Tuesday, July 20, 2010

No, Thank You.


Wake up. Get my kids up for school and go down stairs and proceed to pack their lunches. Feed the dog. Make the family breakfast. Kiss my husband goodbye and slip a note in his briefcase that tells him I love him. Drop the kids off at school. Go to work. Run errands. Pick the kids up from soccer practice. Help them do their homework. Make dinner. Go to a PTA meeting before I come home for family game night. Put the kids to bed. My husband contemplates fixing the hinges on the door of our white picket fence this weekend.

But before I get to this particular point in my life, I need to first take the steps to ensure I will be comfortableand sucessful. So...I go to college. Get involved in a couple of clubs. Become more involved at church. Get the "college experience" and a useful degree in something like business. I graduate. Get engaged. Get married. Honeymoon somewhere tropical. My husband and I buy a dog and name him "scooter." See above for more detailed everyday schedule.

If this is dream of the life ahead of me, I would like to respectfully say "No, thank you." That cannot possibly be the climax of a life I am called to live. Where's the room for God? Where's the room for His movement? If I live the safe and comfortable life above, I am living a life of obligation, compartmentalizing God, making him fit society's dreams and hopes. And the reality is, we are all fooling ourselves if we think God is totally fine with being fit into a Sunday service and maybe a Wednesday night home group and then maybe an added couple week missions trip one summer. I want to do something more with my life. And really, I guess I would be fine with only living the life of the first two paragraphs if my life was my own, but it's not. I want to follow Jesus radically so badly. I don't want to live a life of comfort and security and self-betterment that everyone seems to be condoning. No, getting a business degree is not of the devil, and having a picket fence in your front yard does not make you boring, and God bless you if you have found a husband that really loves you and kids that can create play-doh sculptures like no one else in their kindergarten class.
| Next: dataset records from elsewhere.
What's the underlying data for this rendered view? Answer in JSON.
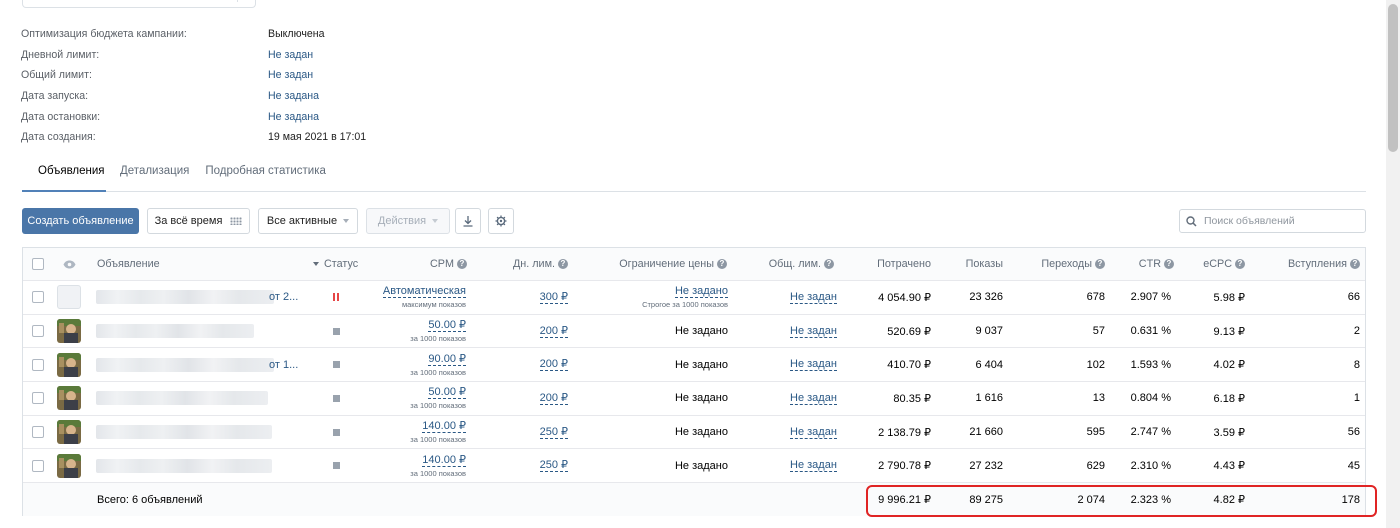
{
  "info": [
    {
      "label": "Оптимизация бюджета кампании:",
      "value": "Выключена",
      "link": false
    },
    {
      "label": "Дневной лимит:",
      "value": "Не задан",
      "link": true
    },
    {
      "label": "Общий лимит:",
      "value": "Не задан",
      "link": true
    },
    {
      "label": "Дата запуска:",
      "value": "Не задана",
      "link": true
    },
    {
      "label": "Дата остановки:",
      "value": "Не задана",
      "link": true
    },
    {
      "label": "Дата создания:",
      "value": "19 мая 2021 в 17:01",
      "link": false
    }
  ],
  "tabs": [
    "Объявления",
    "Детализация",
    "Подробная статистика"
  ],
  "toolbar": {
    "create": "Создать объявление",
    "period": "За всё время",
    "filter": "Все активные",
    "actions": "Действия",
    "search_placeholder": "Поиск объявлений"
  },
  "columns": {
    "ad": "Объявление",
    "status": "Статус",
    "cpm": "CPM",
    "daily": "Дн. лим.",
    "price_limit": "Ограничение цены",
    "total_limit": "Общ. лим.",
    "spent": "Потрачено",
    "impressions": "Показы",
    "clicks": "Переходы",
    "ctr": "CTR",
    "ecpc": "eCPC",
    "joins": "Вступления"
  },
  "rows": [
    {
      "name_suffix": "от 2...",
      "status": "paused",
      "cpm": "Автоматическая",
      "cpm_sub": "максимум показов",
      "daily": "300 ₽",
      "price_limit": "Не задано",
      "price_limit_sub": "Строгое за 1000 показов",
      "total_limit": "Не задан",
      "spent": "4 054.90 ₽",
      "impressions": "23 326",
      "clicks": "678",
      "ctr": "2.907 %",
      "ecpc": "5.98 ₽",
      "joins": "66"
    },
    {
      "name_suffix": "",
      "status": "stopped",
      "cpm": "50.00 ₽",
      "cpm_sub": "за 1000 показов",
      "daily": "200 ₽",
      "price_limit": "Не задано",
      "price_limit_sub": "",
      "total_limit": "Не задан",
      "spent": "520.69 ₽",
      "impressions": "9 037",
      "clicks": "57",
      "ctr": "0.631 %",
      "ecpc": "9.13 ₽",
      "joins": "2"
    },
    {
      "name_suffix": "от 1...",
      "status": "stopped",
      "cpm": "90.00 ₽",
      "cpm_sub": "за 1000 показов",
      "daily": "200 ₽",
      "price_limit": "Не задано",
      "price_limit_sub": "",
      "total_limit": "Не задан",
      "spent": "410.70 ₽",
      "impressions": "6 404",
      "clicks": "102",
      "ctr": "1.593 %",
      "ecpc": "4.02 ₽",
      "joins": "8"
    },
    {
      "name_suffix": "",
      "status": "stopped",
      "cpm": "50.00 ₽",
      "cpm_sub": "за 1000 показов",
      "daily": "200 ₽",
      "price_limit": "Не задано",
      "price_limit_sub": "",
      "total_limit": "Не задан",
      "spent": "80.35 ₽",
      "impressions": "1 616",
      "clicks": "13",
      "ctr": "0.804 %",
      "ecpc": "6.18 ₽",
      "joins": "1"
    },
    {
      "name_suffix": "",
      "status": "stopped",
      "cpm": "140.00 ₽",
      "cpm_sub": "за 1000 показов",
      "daily": "250 ₽",
      "price_limit": "Не задано",
      "price_limit_sub": "",
      "total_limit": "Не задан",
      "spent": "2 138.79 ₽",
      "impressions": "21 660",
      "clicks": "595",
      "ctr": "2.747 %",
      "ecpc": "3.59 ₽",
      "joins": "56"
    },
    {
      "name_suffix": "",
      "status": "stopped",
      "cpm": "140.00 ₽",
      "cpm_sub": "за 1000 показов",
      "daily": "250 ₽",
      "price_limit": "Не задано",
      "price_limit_sub": "",
      "total_limit": "Не задан",
      "spent": "2 790.78 ₽",
      "impressions": "27 232",
      "clicks": "629",
      "ctr": "2.310 %",
      "ecpc": "4.43 ₽",
      "joins": "45"
    }
  ],
  "total": {
    "label": "Всего: 6 объявлений",
    "spent": "9 996.21 ₽",
    "impressions": "89 275",
    "clicks": "2 074",
    "ctr": "2.323 %",
    "ecpc": "4.82 ₽",
    "joins": "178"
  },
  "colors": {
    "accent": "#4a76a8",
    "link": "#2a5885",
    "highlight": "#e02424",
    "paused": "#e64646"
  }
}
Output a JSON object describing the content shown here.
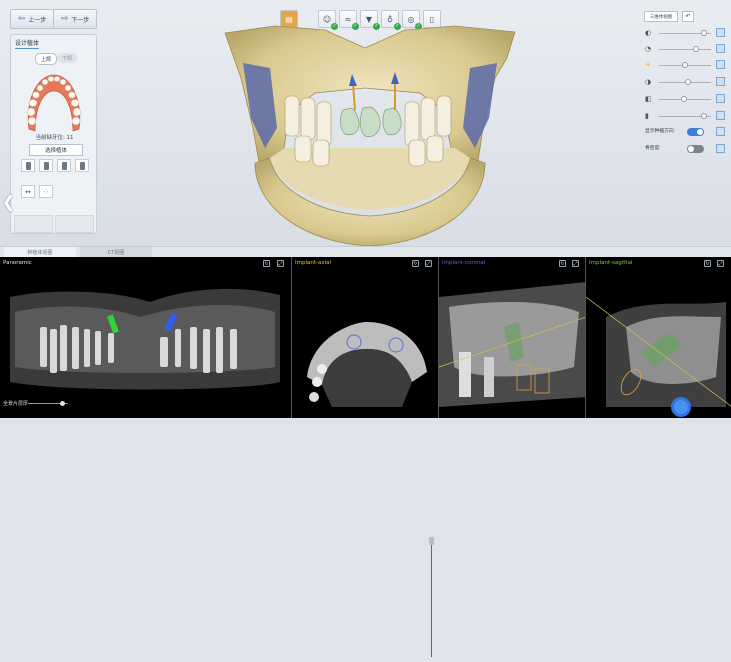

Truth is, I would actually like a couple of those things as well. But I do not want those to be my dreams. I want to dream and hope for bigger and better things for the kingdom of God. I want to see people healed, people come to know and love God with reckless abandonment. I want to see great things. I would absolutely adore having a family one day. But there has got to be more. The life I originally described in this post cannot be all I can hope and dream for. God has so much bigger plans for all of us than just getting a good job and snagging a spouse and the yearly bonus. That's all self gratifying. I want to see the greatest things of God. I want to gratify God.